Decision Trees Decision Tree
What is a decision tree
Input: Learning Set
Output: Classification yingying (decision tree)
An overview of decision tree algorithms
From the late 70 to the early 80, Quinlan developed the ID3 algorithm (iterative splitter)
Quinlan modified import ID3 algorithm, called C4.5 algorithm.
1984, a number of statisticians in the famous "Classification and regression tree" book proposed the CART algorithm
ID3 and cart appear almost the same time, causing the whirlwind of research decision Tree algorithm, so far many algorithms have been proposed
The core problem of the algorithm
What is the order in which to select variables (attributes)?
Where is the best separation point (continuous case)?
ID3 algorithm
Information gain calculation
Recursion + divide and conquer
On the basis of this method, the split attribute of child nodes is calculated recursively, and the whole decision tree can be obtained finally.
This method is called the ID3 algorithm , and there are other algorithms that can also produce decision trees
For feature attributes that are contiguous, you can use the ID3 algorithm so that the elements in D are sorted by feature attribute, and the midpoint of each of the two adjacent elements can be considered a potential split point.
starting with the first potential splitting point, splitting D and calculating the expected information for two sets, the point with the smallest expected information is called the best split point of the attribute, and its information is expected as information for this attribute .
C4.5 algorithm
The method of information gain tends to select a variable with more factor number first
Change of information gain import: Gain rate
Cart algorithm
Selecting variables using the Gini index
Pruning
The pruning of the cart
After pruning: First produces the complete decision tree, then import the row to cut. The opposite approach is to pre-prune
Cost complexity: A function of the number of leaf nodes (cut objects) and the error rate of the tree
If pruning can reduce the complexity of the cost, the implementation
Pruning set
How to evaluate classifier performance?
A combination method to improve the accuracy of classifier
Combination methods include: 裃 bag (bagging), lifting (boosting) and random forest
Generating several training sets based on the sampling of learning data sets
Generating several classifiers using the training set
Each classifier is import line forecast, by simple election majority, to determine the final ownership of the
Why the combination method can improve the classification accuracy rate?

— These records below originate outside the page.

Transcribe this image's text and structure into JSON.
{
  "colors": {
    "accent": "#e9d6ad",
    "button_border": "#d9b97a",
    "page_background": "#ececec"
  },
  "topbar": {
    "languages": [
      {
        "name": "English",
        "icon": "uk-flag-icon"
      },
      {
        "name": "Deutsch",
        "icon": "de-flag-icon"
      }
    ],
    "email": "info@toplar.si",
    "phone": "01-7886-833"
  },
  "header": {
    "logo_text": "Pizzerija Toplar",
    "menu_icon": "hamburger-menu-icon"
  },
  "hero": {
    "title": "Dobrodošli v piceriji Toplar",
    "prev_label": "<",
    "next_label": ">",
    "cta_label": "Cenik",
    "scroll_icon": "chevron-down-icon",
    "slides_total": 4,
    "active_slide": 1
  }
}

Advantages of combinatorial algorithms
1. Can significantly improve the accuracy rate of discrimination
2. More robust to error and noise
3. Offset over- fitting to a certain extent
4. Suitable for parallel computing
Bag-Bagging algorithm
Explanation: There is no self-service sample put back sample
There is a back-sampling
Self-help sample (Bootstrap), Jiawei Han book, page No. 241
Advantages of bagged algorithms
Accuracy is significantly higher than any single classifier in the group
For larger noise, performance is not very poor, and is robust
Not easy to over fit
Lifting (boosting) algorithm idea
Tuples in the training set are assigned weights
Weight influence sampling, the greater the weight, the more likely to be extracted
Iterative training of several classifiers, the tuple that was incorrectly categorized in the previous classifier, is increased in weight so that it is more "concerned" in the classifier that is later established.

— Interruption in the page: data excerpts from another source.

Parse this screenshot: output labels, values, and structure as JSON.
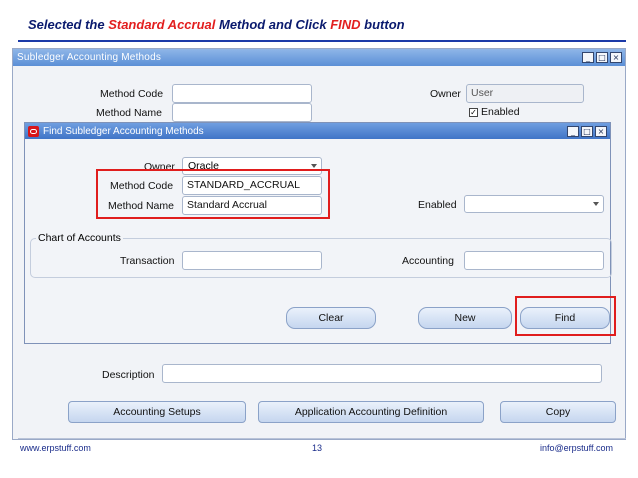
{
  "slide": {
    "title_prefix": "Selected the ",
    "title_highlight": "Standard Accrual",
    "title_middle": " Method and Click ",
    "title_highlight2": "FIND",
    "title_suffix": " button"
  },
  "outer_window": {
    "title": "Subledger Accounting Methods",
    "minimize": "_",
    "maximize": "□",
    "close": "×",
    "method_code_label": "Method Code",
    "method_code_value": "",
    "method_name_label": "Method Name",
    "method_name_value": "",
    "owner_label": "Owner",
    "owner_value": "User",
    "enabled_label": "Enabled",
    "enabled_checked": "✓",
    "description_label": "Description",
    "description_value": "",
    "accounting_setups_button": "Accounting Setups",
    "app_accounting_def_button": "Application Accounting Definition",
    "copy_button": "Copy"
  },
  "find_window": {
    "title": "Find Subledger Accounting Methods",
    "minimize": "_",
    "maximize": "□",
    "close": "×",
    "owner_label": "Owner",
    "owner_value": "Oracle",
    "method_code_label": "Method Code",
    "method_code_value": "STANDARD_ACCRUAL",
    "method_name_label": "Method Name",
    "method_name_value": "Standard Accrual",
    "enabled_label": "Enabled",
    "enabled_value": "",
    "chart_of_accounts_label": "Chart of Accounts",
    "transaction_label": "Transaction",
    "transaction_value": "",
    "accounting_label": "Accounting",
    "accounting_value": "",
    "clear_button": "Clear",
    "new_button": "New",
    "find_button": "Find"
  },
  "footer": {
    "left": "www.erpstuff.com",
    "page": "13",
    "right": "info@erpstuff.com"
  },
  "colors": {
    "highlight": "#e21f1f",
    "title_text": "#0a1a6e",
    "titlebar": "#5b8fd6"
  }
}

The final classification is also voted by all classifiers, voting weights depend on the accuracy of the classifier
AdaBoost algorithm
Advantages and disadvantages of the lifting algorithm
Can get a higher accuracy rate than bagging.
Easy to over fit
Stochastic forest (random Forest) algorithm
Composed of a number of decision tree classifiers (hence called "forests")
A single decision tree classifier is composed of random methods. First of all, the learning set is a self-service sample obtained from the original training focus through the back sampling.

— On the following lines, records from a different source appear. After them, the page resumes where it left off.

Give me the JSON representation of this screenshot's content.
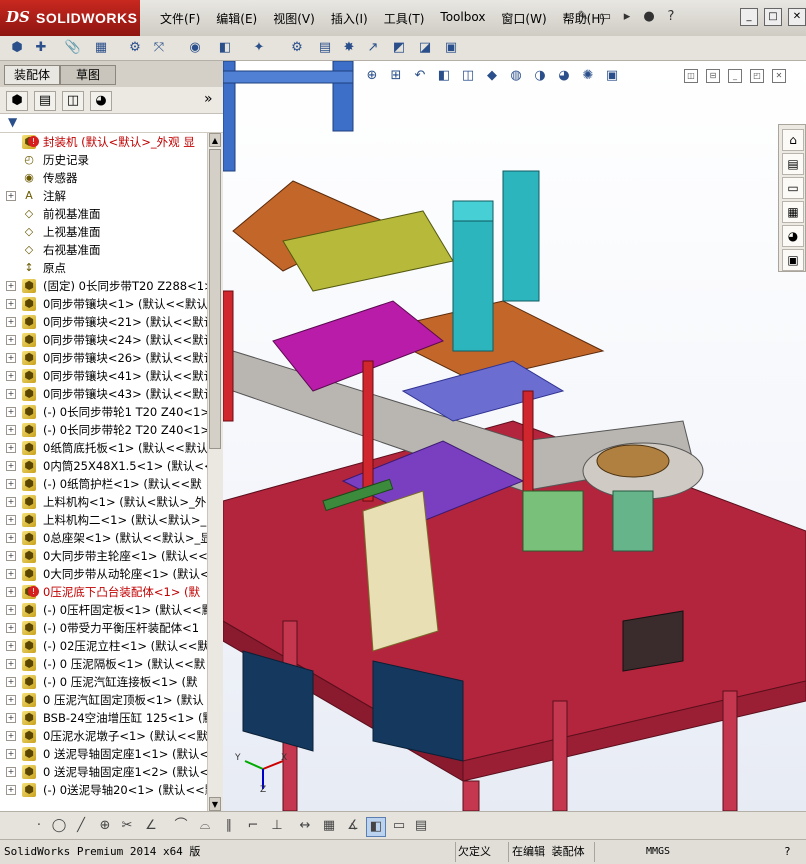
{
  "app": {
    "logo_ds": "DS",
    "logo_name": "SOLIDWORKS"
  },
  "menu": [
    "文件(F)",
    "编辑(E)",
    "视图(V)",
    "插入(I)",
    "工具(T)",
    "Toolbox",
    "窗口(W)",
    "帮助(H)"
  ],
  "panel": {
    "tab_assembly": "装配体",
    "tab_sketch": "草图",
    "expand_glyph": "»"
  },
  "tree": [
    {
      "label": "封装机  (默认<默认>_外观 显",
      "red": true,
      "plus": false,
      "icon": "assembly-root-icon",
      "error": true
    },
    {
      "label": "历史记录",
      "plus": false,
      "icon": "history-icon"
    },
    {
      "label": "传感器",
      "plus": false,
      "icon": "sensor-icon"
    },
    {
      "label": "注解",
      "plus": true,
      "icon": "annotation-icon"
    },
    {
      "label": "前视基准面",
      "plus": false,
      "icon": "plane-icon"
    },
    {
      "label": "上视基准面",
      "plus": false,
      "icon": "plane-icon"
    },
    {
      "label": "右视基准面",
      "plus": false,
      "icon": "plane-icon"
    },
    {
      "label": "原点",
      "plus": false,
      "icon": "origin-icon"
    },
    {
      "label": "(固定) 0长同步带T20 Z288<1>",
      "plus": true,
      "icon": "component-icon"
    },
    {
      "label": "0同步带镶块<1> (默认<<默认>",
      "plus": true,
      "icon": "component-icon"
    },
    {
      "label": "0同步带镶块<21> (默认<<默认",
      "plus": true,
      "icon": "component-icon"
    },
    {
      "label": "0同步带镶块<24> (默认<<默认",
      "plus": true,
      "icon": "component-icon"
    },
    {
      "label": "0同步带镶块<26> (默认<<默认",
      "plus": true,
      "icon": "component-icon"
    },
    {
      "label": "0同步带镶块<41> (默认<<默认",
      "plus": true,
      "icon": "component-icon"
    },
    {
      "label": "0同步带镶块<43> (默认<<默认",
      "plus": true,
      "icon": "component-icon"
    },
    {
      "label": "(-) 0长同步带轮1 T20 Z40<1>",
      "plus": true,
      "icon": "component-icon"
    },
    {
      "label": "(-) 0长同步带轮2 T20 Z40<1>",
      "plus": true,
      "icon": "component-icon"
    },
    {
      "label": "0纸筒底托板<1> (默认<<默认>",
      "plus": true,
      "icon": "component-icon"
    },
    {
      "label": "0内筒25X48X1.5<1> (默认<<默",
      "plus": true,
      "icon": "component-icon"
    },
    {
      "label": "(-) 0纸筒护栏<1> (默认<<默",
      "plus": true,
      "icon": "component-icon"
    },
    {
      "label": "上料机构<1> (默认<默认>_外",
      "plus": true,
      "icon": "component-icon"
    },
    {
      "label": "上料机构二<1> (默认<默认>_",
      "plus": true,
      "icon": "component-icon"
    },
    {
      "label": "0总座架<1> (默认<<默认>_显示",
      "plus": true,
      "icon": "component-icon"
    },
    {
      "label": "0大同步带主轮座<1> (默认<<默",
      "plus": true,
      "icon": "component-icon"
    },
    {
      "label": "0大同步带从动轮座<1> (默认<<",
      "plus": true,
      "icon": "component-icon"
    },
    {
      "label": "0压泥底下凸台装配体<1> (默",
      "plus": true,
      "icon": "component-icon",
      "red": true,
      "error": true
    },
    {
      "label": "(-) 0压杆固定板<1> (默认<<默",
      "plus": true,
      "icon": "component-icon"
    },
    {
      "label": "(-) 0带受力平衡压杆装配体<1",
      "plus": true,
      "icon": "component-icon"
    },
    {
      "label": "(-) 02压泥立柱<1> (默认<<默认",
      "plus": true,
      "icon": "component-icon"
    },
    {
      "label": "(-) 0 压泥隔板<1> (默认<<默",
      "plus": true,
      "icon": "component-icon"
    },
    {
      "label": "(-) 0 压泥汽缸连接板<1> (默",
      "plus": true,
      "icon": "component-icon"
    },
    {
      "label": "0 压泥汽缸固定顶板<1> (默认",
      "plus": true,
      "icon": "component-icon"
    },
    {
      "label": "BSB-24空油增压缸 125<1> (默",
      "plus": true,
      "icon": "component-icon"
    },
    {
      "label": "0压泥水泥墩子<1> (默认<<默认",
      "plus": true,
      "icon": "component-icon"
    },
    {
      "label": "0 送泥导轴固定座1<1> (默认<",
      "plus": true,
      "icon": "component-icon"
    },
    {
      "label": "0 送泥导轴固定座1<2> (默认<",
      "plus": true,
      "icon": "component-icon"
    },
    {
      "label": "(-) 0送泥导轴20<1> (默认<<默",
      "plus": true,
      "icon": "component-icon"
    }
  ],
  "status": {
    "product": "SolidWorks Premium 2014 x64 版",
    "definition": "欠定义",
    "mode": "在编辑 装配体",
    "units": "MMGS",
    "help": "?"
  },
  "triad": {
    "x": "X",
    "y": "Y",
    "z": "Z"
  }
}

Second, variables that do not construct the decision tree are also randomly drawn, and the number of arguments is usually significantly smaller than the number of available variables.
A single decision tree is calculated using the cart algorithm and does not prune after generating the learning set and determining the parameter invariants.
The final classification results depend on each decision tree classifier simple majority election
Advantages of random forest algorithms
The accuracy rate can be comparable with AdaBoost
More robust against errors and outlier points
the problem that the decision tree is prone to overfitting is weakened with the size of the forest.
Fast and good performance in big data situations
Machine Learning Week 5th-smelting number into gold-----decision tree, combined lifting algorithm, bagging and adaboost, random forest.